BRAF mutations can promote constitutive activation of MEK/ERK signaling, leading to unregulated cell proliferation and tumorigenesis. Although inhibitors targeting oncogenic BRAF have shown promise in preventing cell growth, these same inhibitors can paradoxically activate signaling by inducing BRAF interaction with CRAF. Methods for monitoring this undesired outcome are typically low throughput or use kinase binding domains modified with a membrane targeting sequence. We sought to develop a cell-based assay that could reliably detect dimerization of full-length BRAF/CRAF and could potentially be used to rapidly screen inhibitors for modulation of this interaction. To achieve this objective, we utilized a NanoLuc luciferase-based complementation reporter consisting of 1.3 kD (SmBiT) and 18 kD (LgBiT) fusion tags that reconstitute an active luciferase when brought into proximity. In this optimally configured BRAF/CRAF assay, BRAF-LgBiT and CRAF-SmBiT fusions are stably expressed in mammalian cells, and luminescence, indicative of protein interaction, is monitored using a live cell detection reagent. With this assay, we were able to observe rapid and dose-dependent induction of BRAF/CRAF dimerization in response to a panel of kinase inhibitors. The sensitivity and robustness of the assay permitted reliable screening in both 96- and 384-well formats (Z’ factors > 0.9 and 0.6, respectively).
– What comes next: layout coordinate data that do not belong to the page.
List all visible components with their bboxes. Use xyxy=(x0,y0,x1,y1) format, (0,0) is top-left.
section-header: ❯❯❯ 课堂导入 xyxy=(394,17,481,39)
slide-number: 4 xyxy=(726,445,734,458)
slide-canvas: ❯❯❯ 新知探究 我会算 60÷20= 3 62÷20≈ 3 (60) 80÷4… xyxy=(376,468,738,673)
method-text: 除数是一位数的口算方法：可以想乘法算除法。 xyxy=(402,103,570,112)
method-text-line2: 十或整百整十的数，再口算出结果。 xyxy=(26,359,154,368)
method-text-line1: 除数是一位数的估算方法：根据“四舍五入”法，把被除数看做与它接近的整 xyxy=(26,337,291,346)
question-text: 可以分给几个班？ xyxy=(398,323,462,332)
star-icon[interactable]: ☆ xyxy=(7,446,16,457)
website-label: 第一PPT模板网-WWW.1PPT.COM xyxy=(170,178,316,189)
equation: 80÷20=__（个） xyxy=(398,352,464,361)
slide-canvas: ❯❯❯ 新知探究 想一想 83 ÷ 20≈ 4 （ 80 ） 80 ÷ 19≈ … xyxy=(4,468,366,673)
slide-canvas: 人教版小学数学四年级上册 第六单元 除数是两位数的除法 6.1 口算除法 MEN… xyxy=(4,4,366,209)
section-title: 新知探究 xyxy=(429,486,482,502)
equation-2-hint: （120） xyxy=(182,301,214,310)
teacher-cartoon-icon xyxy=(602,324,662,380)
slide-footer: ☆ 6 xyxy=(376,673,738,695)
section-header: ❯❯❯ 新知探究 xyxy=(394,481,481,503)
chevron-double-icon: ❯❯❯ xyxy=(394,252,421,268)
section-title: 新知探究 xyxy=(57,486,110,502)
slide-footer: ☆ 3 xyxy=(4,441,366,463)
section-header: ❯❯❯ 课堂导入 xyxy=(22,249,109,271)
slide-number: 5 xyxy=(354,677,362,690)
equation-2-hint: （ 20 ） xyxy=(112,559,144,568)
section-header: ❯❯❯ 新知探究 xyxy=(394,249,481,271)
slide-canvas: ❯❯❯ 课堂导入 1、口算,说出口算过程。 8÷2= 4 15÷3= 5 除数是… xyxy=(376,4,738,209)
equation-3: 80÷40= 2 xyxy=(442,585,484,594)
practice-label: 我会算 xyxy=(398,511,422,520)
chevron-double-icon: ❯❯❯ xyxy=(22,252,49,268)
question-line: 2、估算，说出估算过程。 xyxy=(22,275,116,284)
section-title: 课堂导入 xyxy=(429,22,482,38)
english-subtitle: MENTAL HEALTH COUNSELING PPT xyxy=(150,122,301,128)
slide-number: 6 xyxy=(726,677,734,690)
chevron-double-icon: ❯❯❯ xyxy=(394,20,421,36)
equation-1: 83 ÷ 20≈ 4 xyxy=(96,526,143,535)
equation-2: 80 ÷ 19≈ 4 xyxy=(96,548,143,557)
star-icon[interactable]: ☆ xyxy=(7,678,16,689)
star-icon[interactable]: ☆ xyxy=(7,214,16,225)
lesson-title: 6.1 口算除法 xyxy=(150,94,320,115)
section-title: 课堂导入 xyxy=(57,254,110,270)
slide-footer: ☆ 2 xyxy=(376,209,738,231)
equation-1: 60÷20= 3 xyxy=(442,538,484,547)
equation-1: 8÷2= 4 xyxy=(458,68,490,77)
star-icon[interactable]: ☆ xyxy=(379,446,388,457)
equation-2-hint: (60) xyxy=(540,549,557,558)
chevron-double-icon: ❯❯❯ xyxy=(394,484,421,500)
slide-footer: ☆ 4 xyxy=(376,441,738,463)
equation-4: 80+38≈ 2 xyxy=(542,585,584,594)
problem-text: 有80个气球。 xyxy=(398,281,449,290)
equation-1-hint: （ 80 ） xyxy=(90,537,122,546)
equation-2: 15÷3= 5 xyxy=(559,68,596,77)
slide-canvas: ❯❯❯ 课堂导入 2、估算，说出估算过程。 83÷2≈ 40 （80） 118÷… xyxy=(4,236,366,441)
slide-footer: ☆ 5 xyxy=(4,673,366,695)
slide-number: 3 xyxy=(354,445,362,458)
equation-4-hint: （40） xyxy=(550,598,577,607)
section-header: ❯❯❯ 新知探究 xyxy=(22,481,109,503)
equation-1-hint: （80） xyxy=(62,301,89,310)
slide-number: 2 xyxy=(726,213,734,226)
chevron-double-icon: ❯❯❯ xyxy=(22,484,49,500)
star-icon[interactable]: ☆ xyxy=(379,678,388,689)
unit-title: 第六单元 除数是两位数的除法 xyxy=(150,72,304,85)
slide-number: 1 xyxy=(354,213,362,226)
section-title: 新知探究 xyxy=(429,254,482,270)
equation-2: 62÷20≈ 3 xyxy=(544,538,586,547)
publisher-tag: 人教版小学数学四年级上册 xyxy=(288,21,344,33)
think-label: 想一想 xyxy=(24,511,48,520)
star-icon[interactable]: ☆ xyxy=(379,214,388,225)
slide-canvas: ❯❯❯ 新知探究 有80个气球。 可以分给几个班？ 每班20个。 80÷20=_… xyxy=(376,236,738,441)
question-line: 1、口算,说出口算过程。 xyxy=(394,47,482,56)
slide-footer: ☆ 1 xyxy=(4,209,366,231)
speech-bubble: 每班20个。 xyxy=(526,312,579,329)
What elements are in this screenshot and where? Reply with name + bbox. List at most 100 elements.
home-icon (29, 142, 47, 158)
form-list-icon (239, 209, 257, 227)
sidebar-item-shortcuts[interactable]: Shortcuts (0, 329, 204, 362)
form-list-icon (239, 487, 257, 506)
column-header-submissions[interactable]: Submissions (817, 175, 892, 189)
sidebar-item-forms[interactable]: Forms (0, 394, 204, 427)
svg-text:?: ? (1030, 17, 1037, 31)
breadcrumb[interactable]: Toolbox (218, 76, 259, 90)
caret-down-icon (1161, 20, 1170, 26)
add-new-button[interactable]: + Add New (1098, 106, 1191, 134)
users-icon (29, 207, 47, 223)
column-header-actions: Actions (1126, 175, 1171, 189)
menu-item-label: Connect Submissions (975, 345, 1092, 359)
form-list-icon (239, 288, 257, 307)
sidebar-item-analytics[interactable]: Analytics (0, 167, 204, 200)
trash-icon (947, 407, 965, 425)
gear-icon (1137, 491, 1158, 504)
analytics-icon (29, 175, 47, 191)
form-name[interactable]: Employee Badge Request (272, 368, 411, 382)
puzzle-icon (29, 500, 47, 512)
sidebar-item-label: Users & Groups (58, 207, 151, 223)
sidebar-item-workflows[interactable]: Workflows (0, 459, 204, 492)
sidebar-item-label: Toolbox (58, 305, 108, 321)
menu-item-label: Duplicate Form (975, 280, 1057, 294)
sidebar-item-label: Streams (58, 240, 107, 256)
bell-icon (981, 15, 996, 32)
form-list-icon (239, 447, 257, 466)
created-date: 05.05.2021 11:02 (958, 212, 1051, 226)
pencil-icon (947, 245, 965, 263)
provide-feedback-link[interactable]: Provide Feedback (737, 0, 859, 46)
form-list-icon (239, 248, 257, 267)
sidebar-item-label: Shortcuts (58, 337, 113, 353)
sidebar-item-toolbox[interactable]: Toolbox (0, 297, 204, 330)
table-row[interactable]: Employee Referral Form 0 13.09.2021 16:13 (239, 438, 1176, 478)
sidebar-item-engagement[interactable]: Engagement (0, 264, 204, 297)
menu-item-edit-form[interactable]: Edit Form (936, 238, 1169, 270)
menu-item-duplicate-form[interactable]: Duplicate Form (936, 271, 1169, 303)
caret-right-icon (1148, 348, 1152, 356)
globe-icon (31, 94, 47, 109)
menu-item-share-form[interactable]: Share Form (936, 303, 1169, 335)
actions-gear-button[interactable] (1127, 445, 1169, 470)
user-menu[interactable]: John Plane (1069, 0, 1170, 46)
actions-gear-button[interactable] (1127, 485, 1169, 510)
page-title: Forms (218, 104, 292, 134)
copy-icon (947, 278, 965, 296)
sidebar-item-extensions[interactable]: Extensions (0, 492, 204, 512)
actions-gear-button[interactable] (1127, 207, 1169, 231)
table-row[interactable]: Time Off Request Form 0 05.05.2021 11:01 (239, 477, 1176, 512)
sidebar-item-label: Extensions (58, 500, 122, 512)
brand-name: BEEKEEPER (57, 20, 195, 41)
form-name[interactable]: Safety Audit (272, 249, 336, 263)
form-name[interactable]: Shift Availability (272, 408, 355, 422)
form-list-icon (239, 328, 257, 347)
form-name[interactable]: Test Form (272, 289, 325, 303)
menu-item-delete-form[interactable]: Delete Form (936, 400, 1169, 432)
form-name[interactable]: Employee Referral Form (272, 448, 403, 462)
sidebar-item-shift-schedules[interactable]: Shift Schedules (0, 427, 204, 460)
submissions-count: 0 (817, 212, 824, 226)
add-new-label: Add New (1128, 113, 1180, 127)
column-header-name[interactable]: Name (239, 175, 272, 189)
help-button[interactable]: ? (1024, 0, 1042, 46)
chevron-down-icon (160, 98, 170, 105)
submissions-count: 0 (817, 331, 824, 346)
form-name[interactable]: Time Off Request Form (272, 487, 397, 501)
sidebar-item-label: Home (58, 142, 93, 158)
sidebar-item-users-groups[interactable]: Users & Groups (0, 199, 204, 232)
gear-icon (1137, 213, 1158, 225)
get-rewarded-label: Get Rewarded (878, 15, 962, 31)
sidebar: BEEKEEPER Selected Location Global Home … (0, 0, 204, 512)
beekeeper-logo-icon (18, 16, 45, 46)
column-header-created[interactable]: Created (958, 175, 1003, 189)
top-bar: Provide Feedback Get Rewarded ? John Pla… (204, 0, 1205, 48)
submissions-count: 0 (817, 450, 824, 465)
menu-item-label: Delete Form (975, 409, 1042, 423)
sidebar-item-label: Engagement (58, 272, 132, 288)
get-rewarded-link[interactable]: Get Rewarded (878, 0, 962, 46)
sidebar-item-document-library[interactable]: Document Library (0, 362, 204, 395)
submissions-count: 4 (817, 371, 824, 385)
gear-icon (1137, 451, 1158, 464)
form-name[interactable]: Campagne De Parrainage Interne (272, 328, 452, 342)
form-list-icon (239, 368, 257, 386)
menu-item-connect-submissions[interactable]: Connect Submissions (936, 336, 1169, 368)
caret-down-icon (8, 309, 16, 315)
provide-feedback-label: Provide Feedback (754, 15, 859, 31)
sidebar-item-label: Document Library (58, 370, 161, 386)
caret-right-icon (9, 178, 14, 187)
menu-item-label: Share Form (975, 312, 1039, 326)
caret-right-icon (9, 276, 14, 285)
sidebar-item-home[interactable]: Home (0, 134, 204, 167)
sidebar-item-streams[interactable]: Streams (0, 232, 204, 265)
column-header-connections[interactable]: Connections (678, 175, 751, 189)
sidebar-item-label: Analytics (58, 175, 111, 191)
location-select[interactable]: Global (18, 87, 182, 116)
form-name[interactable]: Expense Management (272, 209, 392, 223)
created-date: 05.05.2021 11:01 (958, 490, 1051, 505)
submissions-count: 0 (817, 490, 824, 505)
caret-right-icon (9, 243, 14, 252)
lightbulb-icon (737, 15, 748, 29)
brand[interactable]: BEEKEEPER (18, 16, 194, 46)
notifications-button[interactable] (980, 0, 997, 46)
Furthermore, the brightness of the reporter allowed the assay to be monitored in individual cells using bioluminescence imaging. These results suggest this BRAF/CRAF complementation assay can enable rapid, high-throughput profiling of kinase inhibitors targeting the RAS/RAF/MEK/ERK signaling pathway. Citation Format: Richard L. Somberg, Marie K. Schwinn, Michael R. Slater, Thomas Machleidt, Mei Cong, Keith V. Wood. Detecting intracellular bRAF/cRAF dimerization using a novel luminescent complementation system. [abstract]. In: Proceedings of the 107th Annual Meeting of the American Association for Cancer Research; 2016 Apr 16-20; New Orleans, LA. Philadelphia (PA): AACR; Cancer Res 2016;76(14 Suppl):Abstract nr 360.